Re: ZoneView or ways of dealing with large objects?




"Mark Space" <markspace@xxxxxxxxxxxxx> wrote in message news:44A372C3.4040201@xxxxxxxxxxxxxxxx
Oliver Wong wrote:

"Mark Space" <markspace@xxxxxxxxxxxxx> wrote in message news:FUAng.28746$VE1.18652@xxxxxxxxxxxxxxxxxxxxxxxxxxxxx
Hi all.

I've got a program which displays potentially very large files. Files larger than 250k or so cause Java to run out of memory. I'm building a bigger view based on the file (converting binary to hex) so this view object just over one megabyte when the JVM poops out.

Is there some standard way of dealing with this? I'm looking at ZoneView, but there are really no instructions or examples available. Does anyone have a pointer to one? What about any kind of View, I haven't been able to locate any of those either.

I'm probably going to implement this manually because I only have one scrollbar to worry about, but I'd like to extend my knowledge of Java so any help you can give would be great.

Are you sure this is where the problem lies? I've written Java programs which load text files in the hundreds of megabytes into memory without too much trouble (assuming I give Java enough memory, e.g. with "-vmargs -Xms256m -Xmx512m"). Are you developing on a memory constrained device?
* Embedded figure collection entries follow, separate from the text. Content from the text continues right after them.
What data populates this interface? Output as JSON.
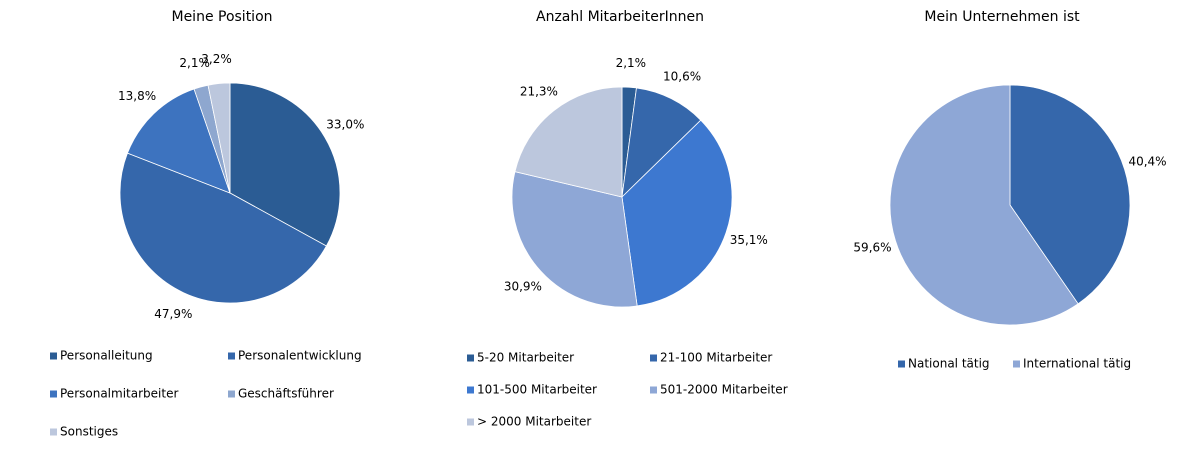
{
  "chart_data": [
    {
      "type": "pie",
      "title": "Meine Position",
      "categories": [
        "Personalleitung",
        "Personalentwicklung",
        "Personalmitarbeiter",
        "Geschäftsführer",
        "Sonstiges"
      ],
      "values": [
        33.0,
        47.9,
        13.8,
        2.1,
        3.2
      ],
      "value_labels": [
        "33,0%",
        "47,9%",
        "13,8%",
        "2,1%",
        "3,2%"
      ],
      "colors": [
        "#2b5c94",
        "#3567ab",
        "#3d73bf",
        "#8ea7cf",
        "#bcc7dd"
      ]
    },
    {
      "type": "pie",
      "title": "Anzahl MitarbeiterInnen",
      "categories": [
        "5-20 Mitarbeiter",
        "21-100 Mitarbeiter",
        "101-500 Mitarbeiter",
        "501-2000 Mitarbeiter",
        "> 2000 Mitarbeiter"
      ],
      "values": [
        2.1,
        10.6,
        35.1,
        30.9,
        21.3
      ],
      "value_labels": [
        "2,1%",
        "10,6%",
        "35,1%",
        "30,9%",
        "21,3%"
      ],
      "colors": [
        "#2b5c94",
        "#3567ab",
        "#3d78d0",
        "#8ea7d6",
        "#bcc7dd"
      ]
    },
    {
      "type": "pie",
      "title": "Mein Unternehmen ist",
      "categories": [
        "National tätig",
        "International tätig"
      ],
      "values": [
        40.4,
        59.6
      ],
      "value_labels": [
        "40,4%",
        "59,6%"
      ],
      "colors": [
        "#3567ab",
        "#8ea7d6"
      ]
    }
  ]
}
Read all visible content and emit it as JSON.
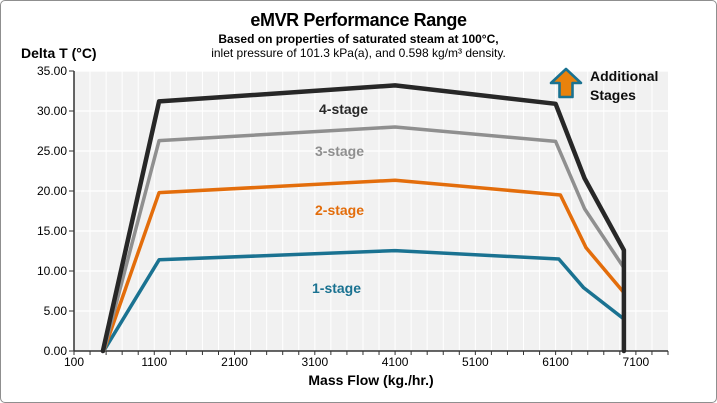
{
  "header": {
    "title": "eMVR Performance Range",
    "subtitle1": "Based on properties of saturated steam at 100°C,",
    "subtitle2": "inlet pressure of 101.3 kPa(a), and 0.598 kg/m³ density."
  },
  "annotation": {
    "label": "Additional Stages",
    "arrow_fill": "#E8820C",
    "arrow_stroke": "#1A7291"
  },
  "chart_data": {
    "type": "line",
    "title": "eMVR Performance Range",
    "xlabel": "Mass Flow  (kg./hr.)",
    "ylabel": "Delta T  (°C)",
    "xlim": [
      100,
      7500
    ],
    "ylim": [
      0,
      35
    ],
    "x_ticks": [
      100,
      1100,
      2100,
      3100,
      4100,
      5100,
      6100,
      7100
    ],
    "x_tick_labels": [
      "100",
      "1100",
      "2100",
      "3100",
      "4100",
      "5100",
      "6100",
      "7100"
    ],
    "x_minor_step": 200,
    "y_ticks": [
      0,
      5,
      10,
      15,
      20,
      25,
      30,
      35
    ],
    "y_tick_labels": [
      "0.00",
      "5.00",
      "10.00",
      "15.00",
      "20.00",
      "25.00",
      "30.00",
      "35.00"
    ],
    "grid": {
      "vertical_every": 200,
      "horizontal_every": 5,
      "color": "#ffffff",
      "background": "#f1f1f1"
    },
    "axis_color": "#333333",
    "legend_position": "labels-on-lines",
    "series": [
      {
        "name": "1-stage",
        "color": "#1A7291",
        "width": 3.5,
        "points": [
          [
            470,
            0
          ],
          [
            1160,
            11.4
          ],
          [
            4100,
            12.55
          ],
          [
            6140,
            11.5
          ],
          [
            6450,
            7.9
          ],
          [
            6950,
            4.0
          ]
        ]
      },
      {
        "name": "2-stage",
        "color": "#E36D0B",
        "width": 3.5,
        "points": [
          [
            470,
            0
          ],
          [
            1160,
            19.8
          ],
          [
            4100,
            21.35
          ],
          [
            6160,
            19.5
          ],
          [
            6480,
            12.9
          ],
          [
            6950,
            7.3
          ]
        ]
      },
      {
        "name": "3-stage",
        "color": "#8F8F8F",
        "width": 3.5,
        "points": [
          [
            470,
            0
          ],
          [
            1160,
            26.3
          ],
          [
            4100,
            28.0
          ],
          [
            6100,
            26.2
          ],
          [
            6460,
            17.8
          ],
          [
            6950,
            10.4
          ]
        ]
      },
      {
        "name": "4-stage",
        "color": "#272727",
        "width": 4.5,
        "points": [
          [
            460,
            0
          ],
          [
            1160,
            31.2
          ],
          [
            4100,
            33.2
          ],
          [
            6100,
            30.9
          ],
          [
            6460,
            21.6
          ],
          [
            6950,
            12.6
          ],
          [
            6950,
            0
          ]
        ]
      }
    ]
  }
}
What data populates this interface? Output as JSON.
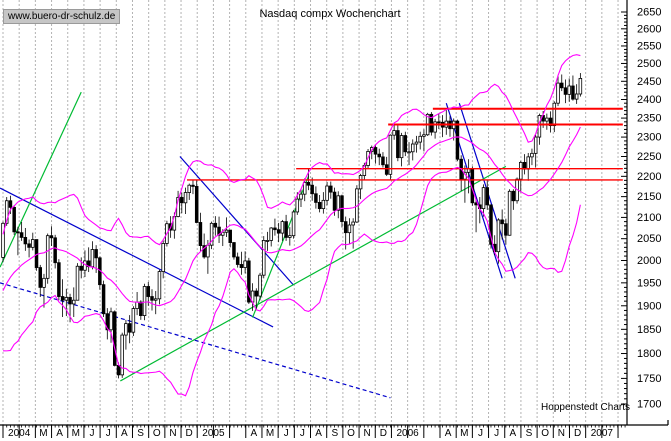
{
  "header": {
    "watermark": "www.buero-dr-schulz.de",
    "title": "Nasdaq compx Wochenchart"
  },
  "footer": {
    "credit": "Hoppenstedt Charts"
  },
  "colors": {
    "background": "#ffffff",
    "candle_up_fill": "#ffffff",
    "candle_down_fill": "#000000",
    "candle_stroke": "#000000",
    "bollinger": "#ff00ff",
    "trend_blue": "#0000cc",
    "trend_green": "#00bb33",
    "resistance_red": "#ff0000",
    "gridline": "#b3b3b3",
    "axis": "#000000"
  },
  "chart_data": {
    "type": "candlestick",
    "timeframe": "weekly",
    "title": "Nasdaq compx Wochenchart",
    "y_axis": {
      "side": "right",
      "min": 1700,
      "max": 2650,
      "tick": 50,
      "minor_tick": 10,
      "scale": "log"
    },
    "x_axis": {
      "months_total": 38,
      "gridline_per_month": true,
      "labels": [
        {
          "t": "2004",
          "m": 0,
          "span": 2
        },
        {
          "t": "M",
          "m": 2
        },
        {
          "t": "A",
          "m": 3
        },
        {
          "t": "M",
          "m": 4
        },
        {
          "t": "J",
          "m": 5
        },
        {
          "t": "J",
          "m": 6
        },
        {
          "t": "A",
          "m": 7
        },
        {
          "t": "S",
          "m": 8
        },
        {
          "t": "O",
          "m": 9
        },
        {
          "t": "N",
          "m": 10
        },
        {
          "t": "D",
          "m": 11
        },
        {
          "t": "2005",
          "m": 12,
          "span": 2
        },
        {
          "t": "A",
          "m": 15
        },
        {
          "t": "M",
          "m": 16
        },
        {
          "t": "J",
          "m": 17
        },
        {
          "t": "J",
          "m": 18
        },
        {
          "t": "A",
          "m": 19
        },
        {
          "t": "S",
          "m": 20
        },
        {
          "t": "O",
          "m": 21
        },
        {
          "t": "N",
          "m": 22
        },
        {
          "t": "D",
          "m": 23
        },
        {
          "t": "2006",
          "m": 24,
          "span": 2
        },
        {
          "t": "A",
          "m": 27
        },
        {
          "t": "M",
          "m": 28
        },
        {
          "t": "J",
          "m": 29
        },
        {
          "t": "J",
          "m": 30
        },
        {
          "t": "A",
          "m": 31
        },
        {
          "t": "S",
          "m": 32
        },
        {
          "t": "O",
          "m": 33
        },
        {
          "t": "N",
          "m": 34
        },
        {
          "t": "D",
          "m": 35
        },
        {
          "t": "2007",
          "m": 36,
          "span": 2
        }
      ]
    },
    "bollinger": {
      "period": 20,
      "stdev": 2
    },
    "pre_weeks_hidden": 20,
    "candles_chl": [
      [
        1765,
        1792,
        1737
      ],
      [
        1810,
        1815,
        1760
      ],
      [
        1858,
        1862,
        1805
      ],
      [
        1855,
        1888,
        1841
      ],
      [
        1905,
        1909,
        1850
      ],
      [
        1879,
        1913,
        1867
      ],
      [
        1912,
        1920,
        1874
      ],
      [
        1915,
        1939,
        1896
      ],
      [
        1932,
        1938,
        1899
      ],
      [
        1865,
        1936,
        1860
      ],
      [
        1890,
        1907,
        1841
      ],
      [
        1932,
        1940,
        1882
      ],
      [
        1970,
        1979,
        1928
      ],
      [
        1949,
        1983,
        1942
      ],
      [
        1960,
        1978,
        1931
      ],
      [
        2003,
        2010,
        1956
      ],
      [
        1949,
        2015,
        1945
      ],
      [
        1973,
        1984,
        1936
      ],
      [
        2006,
        2011,
        1966
      ],
      [
        2007,
        2016,
        1983
      ],
      [
        2086,
        2090,
        1996
      ],
      [
        2140,
        2149,
        2080
      ],
      [
        2124,
        2152,
        2108
      ],
      [
        2066,
        2129,
        2059
      ],
      [
        2064,
        2078,
        2012
      ],
      [
        2053,
        2089,
        2045
      ],
      [
        2038,
        2075,
        2022
      ],
      [
        2030,
        2048,
        2007
      ],
      [
        2048,
        2064,
        2023
      ],
      [
        1984,
        2045,
        1977
      ],
      [
        1940,
        1990,
        1919
      ],
      [
        1960,
        1970,
        1896
      ],
      [
        2057,
        2062,
        1948
      ],
      [
        2052,
        2079,
        2033
      ],
      [
        1995,
        2059,
        1982
      ],
      [
        1920,
        2003,
        1912
      ],
      [
        1912,
        1958,
        1876
      ],
      [
        1918,
        1937,
        1878
      ],
      [
        1904,
        1926,
        1865
      ],
      [
        1912,
        1940,
        1876
      ],
      [
        1987,
        1994,
        1913
      ],
      [
        1978,
        2007,
        1960
      ],
      [
        1999,
        2023,
        1963
      ],
      [
        1986,
        2030,
        1974
      ],
      [
        2025,
        2044,
        1980
      ],
      [
        2006,
        2035,
        1972
      ],
      [
        1946,
        2009,
        1935
      ],
      [
        1883,
        1955,
        1876
      ],
      [
        1849,
        1895,
        1829
      ],
      [
        1887,
        1896,
        1822
      ],
      [
        1776,
        1890,
        1774
      ],
      [
        1757,
        1782,
        1750
      ],
      [
        1838,
        1843,
        1751
      ],
      [
        1862,
        1870,
        1808
      ],
      [
        1844,
        1880,
        1821
      ],
      [
        1894,
        1899,
        1836
      ],
      [
        1908,
        1930,
        1880
      ],
      [
        1879,
        1912,
        1870
      ],
      [
        1942,
        1948,
        1869
      ],
      [
        1920,
        1952,
        1900
      ],
      [
        1912,
        1936,
        1890
      ],
      [
        1915,
        1932,
        1882
      ],
      [
        1975,
        1979,
        1903
      ],
      [
        2039,
        2048,
        1960
      ],
      [
        2085,
        2092,
        2032
      ],
      [
        2070,
        2103,
        2052
      ],
      [
        2102,
        2112,
        2050
      ],
      [
        2148,
        2164,
        2100
      ],
      [
        2135,
        2160,
        2110
      ],
      [
        2160,
        2172,
        2108
      ],
      [
        2178,
        2182,
        2142
      ],
      [
        2175,
        2191,
        2156
      ],
      [
        2088,
        2192,
        2086
      ],
      [
        2034,
        2111,
        2021
      ],
      [
        2008,
        2062,
        2004
      ],
      [
        2035,
        2047,
        1970
      ],
      [
        2086,
        2090,
        2026
      ],
      [
        2077,
        2103,
        2057
      ],
      [
        2058,
        2102,
        2040
      ],
      [
        2065,
        2072,
        2033
      ],
      [
        2070,
        2100,
        2054
      ],
      [
        2041,
        2069,
        2030
      ],
      [
        2008,
        2042,
        2002
      ],
      [
        1991,
        2018,
        1984
      ],
      [
        1984,
        2020,
        1968
      ],
      [
        1999,
        2021,
        1971
      ],
      [
        1908,
        2006,
        1904
      ],
      [
        1932,
        1949,
        1889
      ],
      [
        1921,
        1938,
        1890
      ],
      [
        1967,
        1972,
        1912
      ],
      [
        2046,
        2056,
        1960
      ],
      [
        2046,
        2066,
        2022
      ],
      [
        2075,
        2077,
        2032
      ],
      [
        2071,
        2097,
        2057
      ],
      [
        2063,
        2087,
        2042
      ],
      [
        2090,
        2094,
        2045
      ],
      [
        2053,
        2106,
        2045
      ],
      [
        2057,
        2077,
        2034
      ],
      [
        2113,
        2118,
        2050
      ],
      [
        2144,
        2161,
        2106
      ],
      [
        2156,
        2168,
        2125
      ],
      [
        2185,
        2195,
        2139
      ],
      [
        2178,
        2219,
        2166
      ],
      [
        2157,
        2197,
        2140
      ],
      [
        2136,
        2175,
        2121
      ],
      [
        2121,
        2154,
        2112
      ],
      [
        2141,
        2161,
        2109
      ],
      [
        2176,
        2186,
        2129
      ],
      [
        2161,
        2187,
        2145
      ],
      [
        2117,
        2172,
        2104
      ],
      [
        2152,
        2163,
        2098
      ],
      [
        2090,
        2155,
        2076
      ],
      [
        2064,
        2102,
        2025
      ],
      [
        2082,
        2098,
        2037
      ],
      [
        2089,
        2098,
        2027
      ],
      [
        2169,
        2178,
        2087
      ],
      [
        2202,
        2206,
        2144
      ],
      [
        2227,
        2234,
        2190
      ],
      [
        2263,
        2269,
        2220
      ],
      [
        2273,
        2278,
        2243
      ],
      [
        2256,
        2279,
        2232
      ],
      [
        2249,
        2270,
        2228
      ],
      [
        2229,
        2261,
        2222
      ],
      [
        2205,
        2249,
        2201
      ],
      [
        2305,
        2307,
        2190
      ],
      [
        2317,
        2333,
        2293
      ],
      [
        2247,
        2331,
        2238
      ],
      [
        2304,
        2311,
        2225
      ],
      [
        2262,
        2314,
        2251
      ],
      [
        2262,
        2287,
        2228
      ],
      [
        2282,
        2294,
        2240
      ],
      [
        2287,
        2303,
        2260
      ],
      [
        2302,
        2314,
        2268
      ],
      [
        2306,
        2320,
        2263
      ],
      [
        2360,
        2364,
        2303
      ],
      [
        2313,
        2366,
        2304
      ],
      [
        2340,
        2348,
        2296
      ],
      [
        2339,
        2361,
        2321
      ],
      [
        2326,
        2358,
        2300
      ],
      [
        2342,
        2375,
        2306
      ],
      [
        2322,
        2355,
        2301
      ],
      [
        2342,
        2349,
        2291
      ],
      [
        2243,
        2346,
        2238
      ],
      [
        2193,
        2253,
        2164
      ],
      [
        2210,
        2227,
        2135
      ],
      [
        2219,
        2243,
        2158
      ],
      [
        2135,
        2225,
        2128
      ],
      [
        2130,
        2147,
        2065
      ],
      [
        2121,
        2149,
        2086
      ],
      [
        2172,
        2180,
        2102
      ],
      [
        2130,
        2190,
        2118
      ],
      [
        2037,
        2128,
        2027
      ],
      [
        2020,
        2058,
        2012
      ],
      [
        2094,
        2098,
        1993
      ],
      [
        2085,
        2119,
        2048
      ],
      [
        2058,
        2097,
        2036
      ],
      [
        2163,
        2168,
        2057
      ],
      [
        2140,
        2168,
        2118
      ],
      [
        2193,
        2197,
        2133
      ],
      [
        2235,
        2239,
        2160
      ],
      [
        2218,
        2256,
        2205
      ],
      [
        2249,
        2259,
        2189
      ],
      [
        2258,
        2270,
        2228
      ],
      [
        2300,
        2306,
        2222
      ],
      [
        2357,
        2362,
        2280
      ],
      [
        2342,
        2369,
        2324
      ],
      [
        2350,
        2362,
        2319
      ],
      [
        2330,
        2368,
        2312
      ],
      [
        2390,
        2395,
        2313
      ],
      [
        2445,
        2468,
        2382
      ],
      [
        2432,
        2469,
        2423
      ],
      [
        2414,
        2455,
        2390
      ],
      [
        2437,
        2458,
        2394
      ],
      [
        2401,
        2466,
        2397
      ],
      [
        2415,
        2442,
        2388
      ],
      [
        2458,
        2473,
        2408
      ]
    ],
    "resistance_lines": [
      {
        "price": 2375,
        "from_week": 115.4,
        "to_week": 166.4,
        "width": 2
      },
      {
        "price": 2333,
        "from_week": 103.4,
        "to_week": 166.4,
        "width": 2
      },
      {
        "price": 2219,
        "from_week": 78.7,
        "to_week": 166.4,
        "width": 1.4
      },
      {
        "price": 2191,
        "from_week": 49.4,
        "to_week": 166.4,
        "width": 1.4
      }
    ],
    "trend_lines": [
      {
        "name": "downtrend-2004",
        "color": "#0000cc",
        "dash": null,
        "pts": [
          [
            -0.8,
            2171
          ],
          [
            72.5,
            1855
          ]
        ]
      },
      {
        "name": "channel-lower-2004-dashed",
        "color": "#0000cc",
        "dash": "4,3",
        "pts": [
          [
            -0.8,
            1950
          ],
          [
            104,
            1712
          ]
        ]
      },
      {
        "name": "downtrend-2005",
        "color": "#0000cc",
        "dash": null,
        "pts": [
          [
            47.5,
            2250
          ],
          [
            78,
            1945
          ]
        ]
      },
      {
        "name": "downtrend-2006-a",
        "color": "#0000cc",
        "dash": null,
        "pts": [
          [
            119,
            2390
          ],
          [
            134,
            1960
          ]
        ]
      },
      {
        "name": "downtrend-2006-b",
        "color": "#0000cc",
        "dash": null,
        "pts": [
          [
            122.5,
            2390
          ],
          [
            137.5,
            1960
          ]
        ]
      },
      {
        "name": "steep-uptrend-2004",
        "color": "#00bb33",
        "dash": null,
        "pts": [
          [
            -0.8,
            1985
          ],
          [
            21,
            2420
          ]
        ]
      },
      {
        "name": "long-uptrend-2004-2006",
        "color": "#00bb33",
        "dash": null,
        "pts": [
          [
            31.5,
            1745
          ],
          [
            135,
            2225
          ]
        ]
      },
      {
        "name": "steep-uptrend-2005",
        "color": "#00bb33",
        "dash": null,
        "pts": [
          [
            67,
            1875
          ],
          [
            82,
            2200
          ]
        ]
      }
    ]
  }
}
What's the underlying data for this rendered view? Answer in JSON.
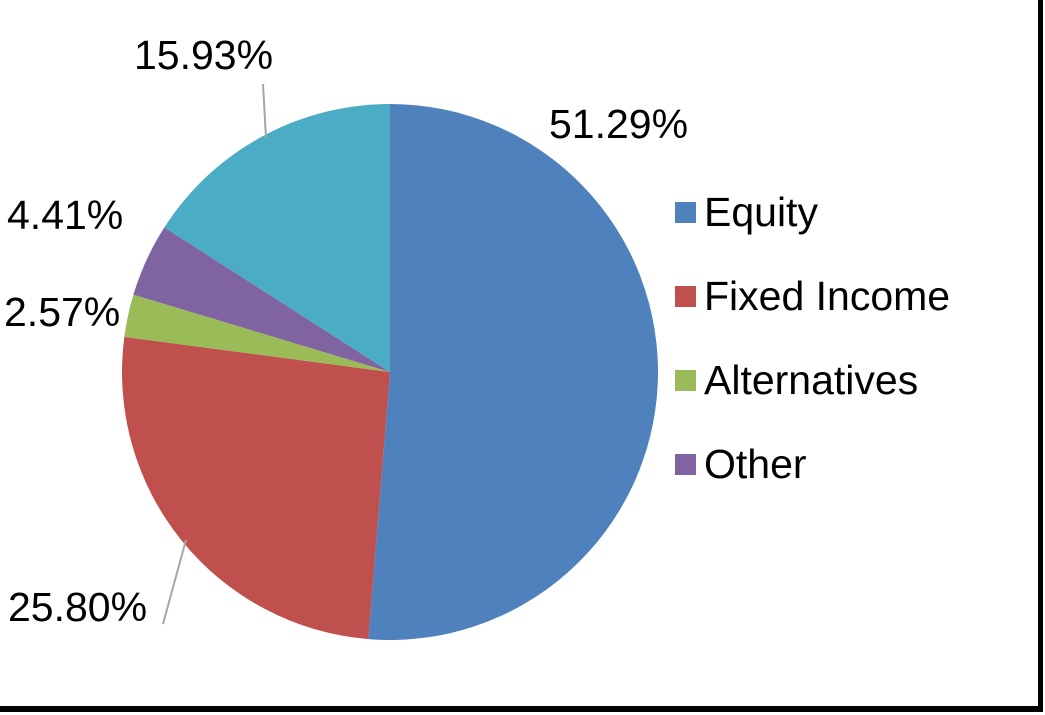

Well, not 100% sure, but it works for small files, and generates a OOM error for large ones. I'm working on a PC, under Netbeans 5.x, and it's not particularily memory constrained. I only have 256Mb of memory, but I don't think that's holding the JVM back.

By memory-constrained device, I meant like embedded processors with 256Kb of RAM.


I'm also doing a LOT of string manipulation. I'm building a JTextArea object basically one and two characters at a time. So the heap is likely about as full of garbage as it is likely to get.

Are you using the StringBuilder or StringBuffer classes for your string manipulations?


I thought about asking the JVM to increase it's memory size, but that didn't seem like a scalable solution. Plus I might have to ask users to do the same. So I'm looking for something scalable, something that'll work even when I point it at a 10 Gb file.

Have you considered memory-mapped files?